Cavaco, um ano do segundo mandato: gestor de limites e de fronteiras

23.01.2012 - 07:28 Por São José Almeida
Olhado pelo eleitorado como a referência, Cavaco tem gerido conflitos e até os provocou. E mesmo com Passos é distante. Em nome da sua autonomia, nunca quis que se concretizasse o projecto de Sá Carneiro.
"Há limites para os sacrifícios que se podem exigir ao comum dos cidadãos." A 9 de Março de 2011, Aníbal António Cavaco Silva, então com 71 anos, tomava posse como Presidente da República, dando início ao segundo mandato, para o qual tinha sido reeleito faz hoje um ano, a 23 de Janeiro de 2011. E logo no discurso de posse - um dos mais importantes que fez na sua longuíssima vida política - Cavaco Silva assumia a sua verdadeira face como político: a do homem que sabe delimitar fronteiras e para quem há limites que não ultrapassa nem admite que sejam ultrapassados.
Racional e frio - ou mesmo calculista, para alguns -, Cavaco iniciava o segundo mandato em Belém, igual a si mesmo. O político hábil e interventor, o executivo que tinha um projecto para o país e que sabia exactamente o quanto era olhado como o "supremo magistrado da nação". Legitimado pela eleição directa e face a um Governo socialista minoritário, fragilizado e por mais de dois anos de crise económica, Cavaco pôde então dar a estocada final em José Sócrates. O primeiro-ministro que foi um dos seus principais adversários políticos e que não temeu afrontá-lo. Desde que Cavaco chegara a Belém, os dois tinham vivido em permanente tensão.
Ciente da importância da mediatização da sua imagem e com uma intuição e saber político de um nível raros na política portuguesa - há três décadas que tem conseguido gerir com mestria a imagem do tecnocrata não-político -, Cavaco sabia que naquele 9 de Março não tinha tempo a perder quanto ao exercício do poder em Portugal.

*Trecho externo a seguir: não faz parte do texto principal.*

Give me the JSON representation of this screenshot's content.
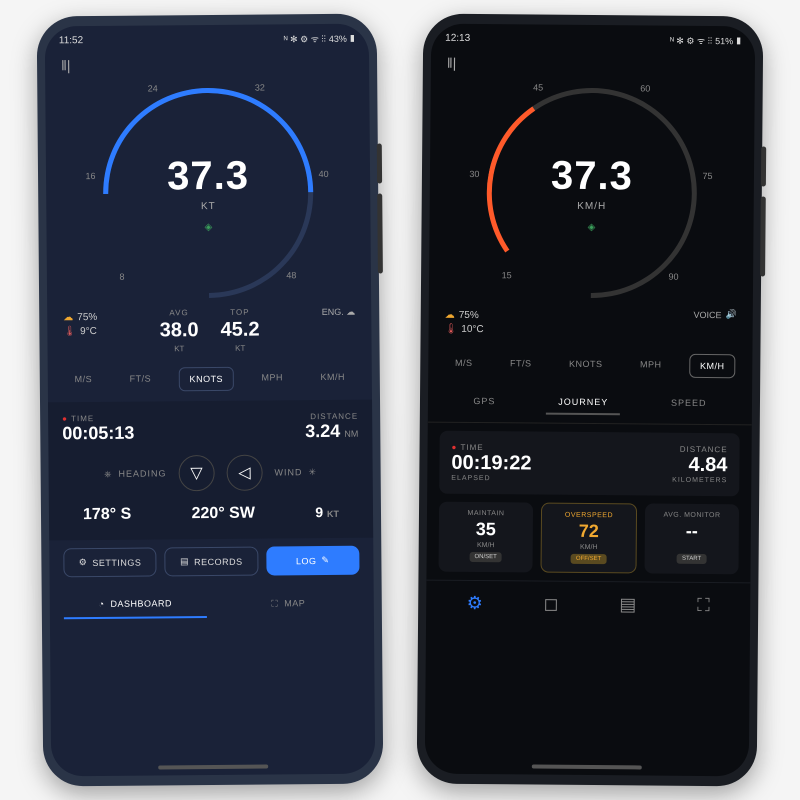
{
  "left": {
    "status": {
      "time": "11:52",
      "battery": "43%",
      "icons": "ᴺ ✻ ⚙ ᯤ ⫶⫶"
    },
    "gauge": {
      "speed": "37.3",
      "unit": "KT",
      "ticks": [
        "8",
        "16",
        "24",
        "32",
        "40",
        "48"
      ]
    },
    "weather": {
      "humidity": "75%",
      "temp": "9°C"
    },
    "stats": {
      "avg_label": "AVG",
      "avg": "38.0",
      "avg_unit": "KT",
      "top_label": "TOP",
      "top": "45.2",
      "top_unit": "KT"
    },
    "eng_label": "ENG.",
    "units": [
      "M/S",
      "FT/S",
      "KNOTS",
      "MPH",
      "KM/H"
    ],
    "units_active": "KNOTS",
    "time_label": "TIME",
    "time_val": "00:05:13",
    "dist_label": "DISTANCE",
    "dist_val": "3.24",
    "dist_unit": "NM",
    "heading_label": "HEADING",
    "wind_label": "WIND",
    "heading_val": "178° S",
    "wind_dir": "220° SW",
    "wind_speed": "9",
    "wind_unit": "KT",
    "buttons": {
      "settings": "SETTINGS",
      "records": "RECORDS",
      "log": "LOG"
    },
    "nav": {
      "dashboard": "DASHBOARD",
      "map": "MAP"
    }
  },
  "right": {
    "status": {
      "time": "12:13",
      "battery": "51%",
      "icons": "ᴺ ✻ ⚙ ᯤ ⫶⫶"
    },
    "gauge": {
      "speed": "37.3",
      "unit": "KM/H",
      "ticks": [
        "15",
        "30",
        "45",
        "60",
        "75",
        "90"
      ]
    },
    "weather": {
      "humidity": "75%",
      "temp": "10°C"
    },
    "voice_label": "VOICE",
    "units": [
      "M/S",
      "FT/S",
      "KNOTS",
      "MPH",
      "KM/H"
    ],
    "units_active": "KM/H",
    "tabs": [
      "GPS",
      "JOURNEY",
      "SPEED"
    ],
    "tabs_active": "JOURNEY",
    "time_label": "TIME",
    "time_val": "00:19:22",
    "time_sub": "ELAPSED",
    "dist_label": "DISTANCE",
    "dist_val": "4.84",
    "dist_unit": "KILOMETERS",
    "cards": {
      "maintain": {
        "title": "MAINTAIN",
        "val": "35",
        "unit": "KM/H",
        "tag": "ON/SET"
      },
      "overspeed": {
        "title": "OVERSPEED",
        "val": "72",
        "unit": "KM/H",
        "tag": "OFF/SET"
      },
      "avgmon": {
        "title": "AVG. MONITOR",
        "val": "--",
        "tag": "START"
      }
    }
  }
}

Sabia o quanto é a referência do eleitorado, como é olhado com o agente da estabilidade e o contra-poder dos governos, para mais numa sociedade que tem apetência histórica por caudilhos, o que casa com o seu perfil, tecnocrático e autoritário.
Além disso, era e é adverso a ser responsabilizado pela crise económica. Sabia assim que seria crucial a forma como assumisse as rédeas do poder. E, sem contemplações, atingiu Sócrates, ostentando o cordão sanitário que o distanciava do primeiro-ministro desde o início da relação institucional entre ambos.
Distante de Passos
E com a mesma visibilidade, se bem que sem a agressividade de quem fere de morte, Cavaco tem mantido o cordão sanitário entre si e o actual primeiro-ministro. Ou seja, se foi frio, distante e crítico com José Sócrates, é frio, distante e crítico com Passos Coelho. O que lhe é facilitado até pelo facto de durante dez anos (1985-1995) ter sido primeiro-ministro, por duas vezes com maioria absoluta. Sabe exactamente a margem de manobra que um Governo tem em função da sua base parlamentar. Assim como conhece em profundidade o quadro constitucional em que pode exercer a função presidencial, até onde pode levar os seus poderes, quais os limites da magistratura de influência. Gere essas fronteiras com pinças e, por vezes, na antecâmara da ruptura.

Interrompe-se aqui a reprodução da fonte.